Village Voices Nature Note: A Local Exotic

01 Jul 2021
A neighbour reported an unusual bird on their lawn the other day. They wondered if it could be some exotic visitor from overseas. It was quite large, they said – the size of jackdaw but slimmer and very brilliantly coloured, flashing a bright yellow rump in a V-shape up the soft green back. And it sported a most striking head pattern with a black mask enclosing a white eye, topped off with a scarlet crown. It wouldn’t have looked out of place in a tropical jungle, but here it was hopping about on the grass in front of their house. When disturbed, it flew off in a bounding flight and appeared to clamp itself, as if magnetised, on to the trunk of a nearby willow.

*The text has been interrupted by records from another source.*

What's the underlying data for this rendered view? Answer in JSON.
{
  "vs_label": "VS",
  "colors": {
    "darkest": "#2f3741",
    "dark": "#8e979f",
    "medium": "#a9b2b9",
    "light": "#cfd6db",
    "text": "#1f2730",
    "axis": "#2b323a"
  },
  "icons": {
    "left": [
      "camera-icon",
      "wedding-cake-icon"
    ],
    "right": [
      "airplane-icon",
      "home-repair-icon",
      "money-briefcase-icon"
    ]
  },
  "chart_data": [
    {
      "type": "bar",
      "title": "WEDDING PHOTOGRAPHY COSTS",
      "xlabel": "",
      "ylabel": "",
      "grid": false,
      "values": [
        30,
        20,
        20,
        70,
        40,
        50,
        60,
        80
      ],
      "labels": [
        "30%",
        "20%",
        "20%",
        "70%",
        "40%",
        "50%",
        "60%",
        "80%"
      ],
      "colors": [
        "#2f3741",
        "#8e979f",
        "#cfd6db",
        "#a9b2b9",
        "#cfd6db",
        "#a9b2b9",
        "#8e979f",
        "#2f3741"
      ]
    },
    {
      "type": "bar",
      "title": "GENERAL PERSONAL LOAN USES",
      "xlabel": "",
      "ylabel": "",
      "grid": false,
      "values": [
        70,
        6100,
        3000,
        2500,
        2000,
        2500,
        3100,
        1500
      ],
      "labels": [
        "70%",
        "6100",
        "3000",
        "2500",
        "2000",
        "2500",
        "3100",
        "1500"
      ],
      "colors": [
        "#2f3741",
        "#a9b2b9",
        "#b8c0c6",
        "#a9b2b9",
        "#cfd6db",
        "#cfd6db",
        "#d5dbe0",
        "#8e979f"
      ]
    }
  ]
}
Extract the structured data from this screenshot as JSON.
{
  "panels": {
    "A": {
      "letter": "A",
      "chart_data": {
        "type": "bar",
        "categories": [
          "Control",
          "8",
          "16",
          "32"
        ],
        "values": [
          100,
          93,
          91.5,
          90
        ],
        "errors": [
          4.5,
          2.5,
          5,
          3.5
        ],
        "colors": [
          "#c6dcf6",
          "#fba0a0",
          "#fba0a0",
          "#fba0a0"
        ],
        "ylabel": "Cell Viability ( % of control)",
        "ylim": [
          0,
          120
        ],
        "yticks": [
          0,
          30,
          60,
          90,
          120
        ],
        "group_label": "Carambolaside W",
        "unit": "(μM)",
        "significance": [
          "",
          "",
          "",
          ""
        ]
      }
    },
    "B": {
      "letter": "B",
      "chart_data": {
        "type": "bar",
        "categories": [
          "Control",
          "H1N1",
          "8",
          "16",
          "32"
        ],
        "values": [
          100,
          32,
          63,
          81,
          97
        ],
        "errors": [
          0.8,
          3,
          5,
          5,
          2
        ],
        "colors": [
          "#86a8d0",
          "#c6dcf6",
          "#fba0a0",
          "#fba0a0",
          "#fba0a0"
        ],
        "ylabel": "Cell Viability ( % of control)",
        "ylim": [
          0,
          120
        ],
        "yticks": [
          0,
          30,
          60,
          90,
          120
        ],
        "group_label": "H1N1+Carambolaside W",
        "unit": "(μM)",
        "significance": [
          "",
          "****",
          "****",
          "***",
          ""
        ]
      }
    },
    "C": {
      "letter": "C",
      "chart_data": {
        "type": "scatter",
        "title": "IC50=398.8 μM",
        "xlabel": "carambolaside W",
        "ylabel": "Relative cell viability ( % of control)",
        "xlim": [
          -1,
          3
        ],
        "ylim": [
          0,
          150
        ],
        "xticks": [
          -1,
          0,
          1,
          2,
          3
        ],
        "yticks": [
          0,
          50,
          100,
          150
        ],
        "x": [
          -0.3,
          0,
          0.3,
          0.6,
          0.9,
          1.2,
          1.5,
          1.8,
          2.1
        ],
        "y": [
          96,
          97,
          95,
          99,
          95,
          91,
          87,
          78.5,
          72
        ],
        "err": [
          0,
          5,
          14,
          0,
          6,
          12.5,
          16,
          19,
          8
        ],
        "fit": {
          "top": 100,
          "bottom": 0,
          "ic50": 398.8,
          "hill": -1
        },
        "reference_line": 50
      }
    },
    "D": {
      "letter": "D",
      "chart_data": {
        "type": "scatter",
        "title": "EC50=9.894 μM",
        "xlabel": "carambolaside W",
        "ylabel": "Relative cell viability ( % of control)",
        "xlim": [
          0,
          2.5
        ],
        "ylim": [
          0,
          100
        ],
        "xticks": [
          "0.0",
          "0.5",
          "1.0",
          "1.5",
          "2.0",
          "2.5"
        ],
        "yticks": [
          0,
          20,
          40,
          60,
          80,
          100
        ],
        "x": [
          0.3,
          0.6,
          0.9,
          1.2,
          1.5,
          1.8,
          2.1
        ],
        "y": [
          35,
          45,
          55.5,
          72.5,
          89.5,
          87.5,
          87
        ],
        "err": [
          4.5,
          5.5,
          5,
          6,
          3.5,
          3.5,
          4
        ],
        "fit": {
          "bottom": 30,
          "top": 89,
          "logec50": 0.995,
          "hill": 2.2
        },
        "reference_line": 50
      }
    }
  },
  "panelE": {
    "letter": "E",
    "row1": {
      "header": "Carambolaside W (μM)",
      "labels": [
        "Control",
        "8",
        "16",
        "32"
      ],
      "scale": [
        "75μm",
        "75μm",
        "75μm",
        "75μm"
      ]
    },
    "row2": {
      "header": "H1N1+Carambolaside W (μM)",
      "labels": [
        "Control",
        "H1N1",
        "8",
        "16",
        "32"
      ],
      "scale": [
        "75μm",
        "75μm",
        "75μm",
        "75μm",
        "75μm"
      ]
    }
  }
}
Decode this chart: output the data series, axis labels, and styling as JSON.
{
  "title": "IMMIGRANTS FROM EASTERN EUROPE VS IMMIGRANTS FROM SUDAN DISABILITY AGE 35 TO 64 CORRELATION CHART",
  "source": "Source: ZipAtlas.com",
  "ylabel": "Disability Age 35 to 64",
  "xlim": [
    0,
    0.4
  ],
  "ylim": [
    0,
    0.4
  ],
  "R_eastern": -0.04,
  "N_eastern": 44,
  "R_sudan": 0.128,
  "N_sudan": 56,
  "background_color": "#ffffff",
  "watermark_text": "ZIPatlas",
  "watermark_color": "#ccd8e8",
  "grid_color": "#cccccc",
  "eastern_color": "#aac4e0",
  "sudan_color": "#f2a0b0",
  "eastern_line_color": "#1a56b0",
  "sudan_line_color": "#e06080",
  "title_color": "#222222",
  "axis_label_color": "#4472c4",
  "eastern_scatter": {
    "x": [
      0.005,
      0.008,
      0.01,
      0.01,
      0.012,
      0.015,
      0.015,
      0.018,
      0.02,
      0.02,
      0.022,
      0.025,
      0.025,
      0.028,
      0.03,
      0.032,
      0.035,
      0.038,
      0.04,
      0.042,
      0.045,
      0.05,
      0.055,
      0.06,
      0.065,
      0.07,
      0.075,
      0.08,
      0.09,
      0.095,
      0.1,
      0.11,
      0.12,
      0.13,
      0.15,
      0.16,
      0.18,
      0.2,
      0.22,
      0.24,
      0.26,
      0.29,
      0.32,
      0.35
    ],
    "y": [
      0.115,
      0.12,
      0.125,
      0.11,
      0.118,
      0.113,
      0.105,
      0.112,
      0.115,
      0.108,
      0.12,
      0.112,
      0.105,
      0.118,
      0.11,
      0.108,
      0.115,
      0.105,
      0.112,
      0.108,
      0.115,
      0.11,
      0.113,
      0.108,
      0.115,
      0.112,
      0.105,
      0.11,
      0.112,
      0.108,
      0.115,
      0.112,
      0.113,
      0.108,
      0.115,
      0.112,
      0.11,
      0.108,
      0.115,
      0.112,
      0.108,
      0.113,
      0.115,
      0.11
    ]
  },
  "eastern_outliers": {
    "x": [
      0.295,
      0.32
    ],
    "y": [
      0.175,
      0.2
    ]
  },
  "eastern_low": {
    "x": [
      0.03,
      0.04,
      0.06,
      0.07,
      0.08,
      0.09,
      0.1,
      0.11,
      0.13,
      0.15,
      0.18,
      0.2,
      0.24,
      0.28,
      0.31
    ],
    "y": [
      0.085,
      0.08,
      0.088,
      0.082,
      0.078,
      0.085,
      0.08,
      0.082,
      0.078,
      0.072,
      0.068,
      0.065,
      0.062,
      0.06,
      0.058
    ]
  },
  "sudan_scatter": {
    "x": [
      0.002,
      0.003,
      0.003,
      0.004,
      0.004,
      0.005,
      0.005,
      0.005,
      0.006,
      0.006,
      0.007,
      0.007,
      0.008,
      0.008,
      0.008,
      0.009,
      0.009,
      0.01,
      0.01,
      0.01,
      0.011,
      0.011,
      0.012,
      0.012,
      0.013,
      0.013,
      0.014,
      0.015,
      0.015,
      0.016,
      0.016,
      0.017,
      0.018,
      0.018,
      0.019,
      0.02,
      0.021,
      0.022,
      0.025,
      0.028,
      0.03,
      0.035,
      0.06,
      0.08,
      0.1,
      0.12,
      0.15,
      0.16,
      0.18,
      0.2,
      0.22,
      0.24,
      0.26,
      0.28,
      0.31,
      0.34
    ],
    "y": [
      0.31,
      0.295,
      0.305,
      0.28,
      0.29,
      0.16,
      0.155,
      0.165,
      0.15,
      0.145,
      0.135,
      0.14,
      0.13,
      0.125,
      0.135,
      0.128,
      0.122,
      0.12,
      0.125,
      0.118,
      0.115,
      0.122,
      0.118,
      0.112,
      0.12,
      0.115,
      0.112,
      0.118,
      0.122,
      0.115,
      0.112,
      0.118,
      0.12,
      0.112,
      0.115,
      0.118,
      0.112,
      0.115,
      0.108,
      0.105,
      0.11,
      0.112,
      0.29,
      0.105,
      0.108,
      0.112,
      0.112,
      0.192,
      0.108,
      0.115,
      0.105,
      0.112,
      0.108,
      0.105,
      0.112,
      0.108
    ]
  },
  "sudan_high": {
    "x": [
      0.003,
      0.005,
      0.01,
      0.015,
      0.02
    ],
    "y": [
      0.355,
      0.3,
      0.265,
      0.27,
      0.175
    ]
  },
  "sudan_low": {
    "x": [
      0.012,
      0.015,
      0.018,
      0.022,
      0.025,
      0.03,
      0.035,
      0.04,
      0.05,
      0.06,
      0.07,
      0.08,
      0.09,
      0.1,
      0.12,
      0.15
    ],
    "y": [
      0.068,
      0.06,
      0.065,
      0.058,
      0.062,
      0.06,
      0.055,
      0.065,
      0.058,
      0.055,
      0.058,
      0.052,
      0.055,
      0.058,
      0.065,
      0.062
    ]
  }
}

Well, that was a very good description of what is certainly a charismatic bird, but not in this case an exotic one – it’s a common British resident, the green woodpecker. We naturally associate all our native woodpeckers with trees, as their name suggests, and they do indeed use their powerful dagger bills to excavate nest holes in tree-trunks, probe the bark for grubs and drum on hollow branches to advertise their presence both to rivals and potential mates. But the green woodpecker has also developed this further habit of using its formidable drilling equipment to dig into ant colonies in our lawns and lick up the inhabitants with their specially adapted tongues.

The artist Leonardo da Vinci, who observed everything with insatiable curiosity, was fascinated by woodpecker tongues – why were they so long, he asked, and how were they housed in the woodpecker’s head when they were retracted? The answer was later revealed by dissection and is illustrated in this little diagram of a skeleton: the tongue is literally wrapped around the brain and its elastic movements are controlled by specially adapted bony cartilages.

In spring, the male green woodpecker has a very distinctive territorial call, a descending peal of (usually seven) loud ‘laughing’ notes that gave the bird its old country name ‘yaffle’. Another folk name was ‘rain bird’. It was widely believed that the yaffle’s call presaged rain, which would bring out the insects on which the bird feeds. An easy prediction to make in Britain, perhaps, when it is always about to rain anyway, but quite false. Possibly it derived from an even older, more primitive belief in the woodpecker as the ‘thunder bird’, who summons up the rain with his resounding drum-roll and wears the red badge of lightning on his crest.

Anyway, no need to invoke foreign exotica with such wonders close to home.